The woman entered the other cell and sneered as she turned around: ‘Vic’s seen all I got dozens of times. But if you figure you’re gonna get even a peek at me in the buff you’d better think again, marshal.’
‘I’m a happily married man, Miss Foster,’ Hooper countered staidly as he holstered the Colt, closed the door gently and turned the key.
She challenged harshly: ‘In my experience, men who claim that are usually the horniest kind!’
‘And you’ve already admitted that you’re a woman of great experience,’ Hooper muttered as he came out from the dark cell area.
She had been about to snarl an insulting retort but checked the impulse when Munro rasped something that was inaudible to the men in the lamp-lit, unheated office.

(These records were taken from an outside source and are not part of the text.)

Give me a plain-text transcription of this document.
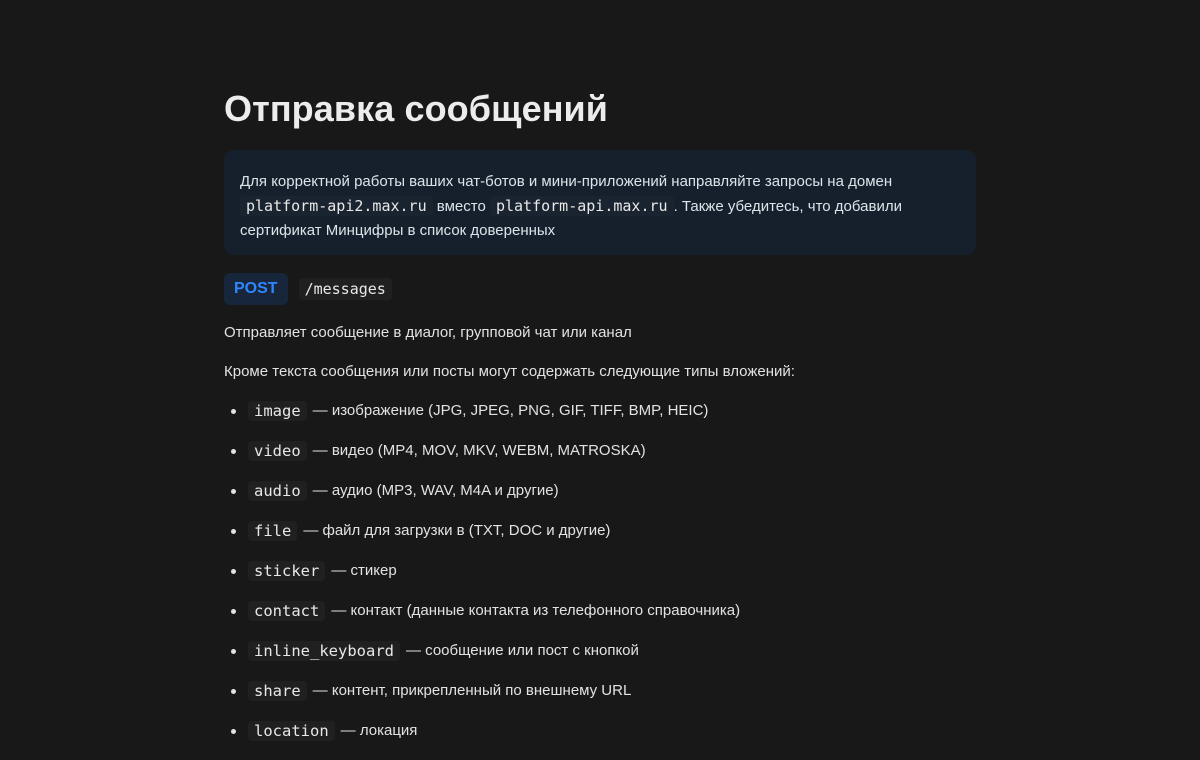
Отправка сообщений
Для корректной работы ваших чат-ботов и мини-приложений направляйте запросы на домен platform-api2.max.ru вместо platform-api.max.ru . Также убедитесь, что добавили сертификат Минцифры в список доверенных
POST	/messages
Отправляет сообщение в диалог, групповой чат или канал
Кроме текста сообщения или посты могут содержать следующие типы вложений:
image — изображение (JPG, JPEG, PNG, GIF, TIFF, BMP, HEIC)
video — видео (MP4, MOV, MKV, WEBM, MATROSKA)
audio — аудио (MP3, WAV, M4A и другие)
file — файл для загрузки в (TXT, DOC и другие)
sticker — стикер
contact — контакт (данные контакта из телефонного справочника)
inline_keyboard — сообщение или пост с кнопкой
share — контент, прикрепленный по внешнему URL
location — локация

‘Obliged for your help, Edge,’ Hooper said as he dropped heavily into the chair behind the desk, pulled open a drawer and took out a pad of printed forms. ‘Consider yourself released from the duty of deputy. Down to me to take care of the damn paperwork and all the rest of what needs to be done.’ He opened another drawer, delved for a bottle of ink and a pen and sighed deeply as he prepared to undertake a chore he did not relish. Edge asked as he took out the makings: ‘You want to hear my deposition now, feller?’
‘Maybe I ought to, while it’s all still fresh in your mind?’

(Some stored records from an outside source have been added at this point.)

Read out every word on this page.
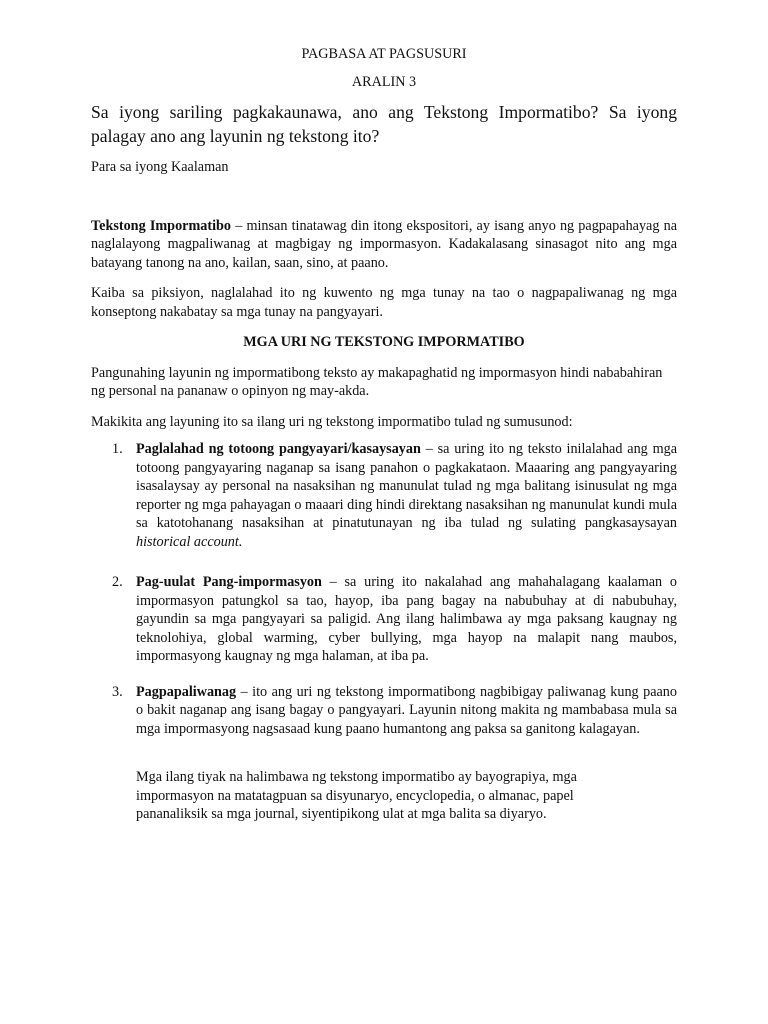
PAGBASA AT PAGSUSURI

ARALIN 3

Sa iyong sariling pagkakaunawa, ano ang Tekstong Impormatibo? Sa iyong palagay ano ang layunin ng tekstong ito?

Para sa iyong Kaalaman

Tekstong Impormatibo – minsan tinatawag din itong ekspositori, ay isang anyo ng pagpapahayag na naglalayong magpaliwanag at magbigay ng impormasyon. Kadakalasang sinasagot nito ang mga batayang tanong na ano, kailan, saan, sino, at paano.

Kaiba sa piksiyon, naglalahad ito ng kuwento ng mga tunay na tao o nagpapaliwanag ng mga konseptong nakabatay sa mga tunay na pangyayari.

MGA URI NG TEKSTONG IMPORMATIBO

Pangunahing layunin ng impormatibong teksto ay makapaghatid ng impormasyon hindi nababahiran ng personal na pananaw o opinyon ng may-akda.

Makikita ang layuning ito sa ilang uri ng tekstong impormatibo tulad ng sumusunod:

1. Paglalahad ng totoong pangyayari/kasaysayan – sa uring ito ng teksto inilalahad ang mga totoong pangyayaring naganap sa isang panahon o pagkakataon. Maaaring ang pangyayaring isasalaysay ay personal na nasaksihan ng manunulat tulad ng mga balitang isinusulat ng mga reporter ng mga pahayagan o maaari ding hindi direktang nasaksihan ng manunulat kundi mula sa katotohanang nasaksihan at pinatutunayan ng iba tulad ng sulating pangkasaysayan historical account.
2. Pag-uulat Pang-impormasyon – sa uring ito nakalahad ang mahahalagang kaalaman o impormasyon patungkol sa tao, hayop, iba pang bagay na nabubuhay at di nabubuhay, gayundin sa mga pangyayari sa paligid. Ang ilang halimbawa ay mga paksang kaugnay ng teknolohiya, global warming, cyber bullying, mga hayop na malapit nang maubos, impormasyong kaugnay ng mga halaman, at iba pa.
3. Pagpapaliwanag – ito ang uri ng tekstong impormatibong nagbibigay paliwanag kung paano o bakit naganap ang isang bagay o pangyayari. Layunin nitong makita ng mambabasa mula sa mga impormasyong nagsasaad kung paano humantong ang paksa sa ganitong kalagayan.

Mga ilang tiyak na halimbawa ng tekstong impormatibo ay bayograpiya, mga impormasyon na matatagpuan sa disyunaryo, encyclopedia, o almanac, papel pananaliksik sa mga journal, siyentipikong ulat at mga balita sa diyaryo.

‘Fresh or not, what I have to say will be the same. The woman you’ve got locked in here ain’t the one that was with the feller who killed Quaid. And the way we found them doing what comes naturally out in the woods, I don’t reckon Munro had another lady friend along when – ‘
‘You tell him, mister!’ Hannah Foster encouraged bitterly.
‘I’m much obliged to you, Edge,’ Munro said with less enthusiasm. ‘But the way the rest were so hell-bent on making an easy arrest I reckon that what you have to say won’t make too much difference.’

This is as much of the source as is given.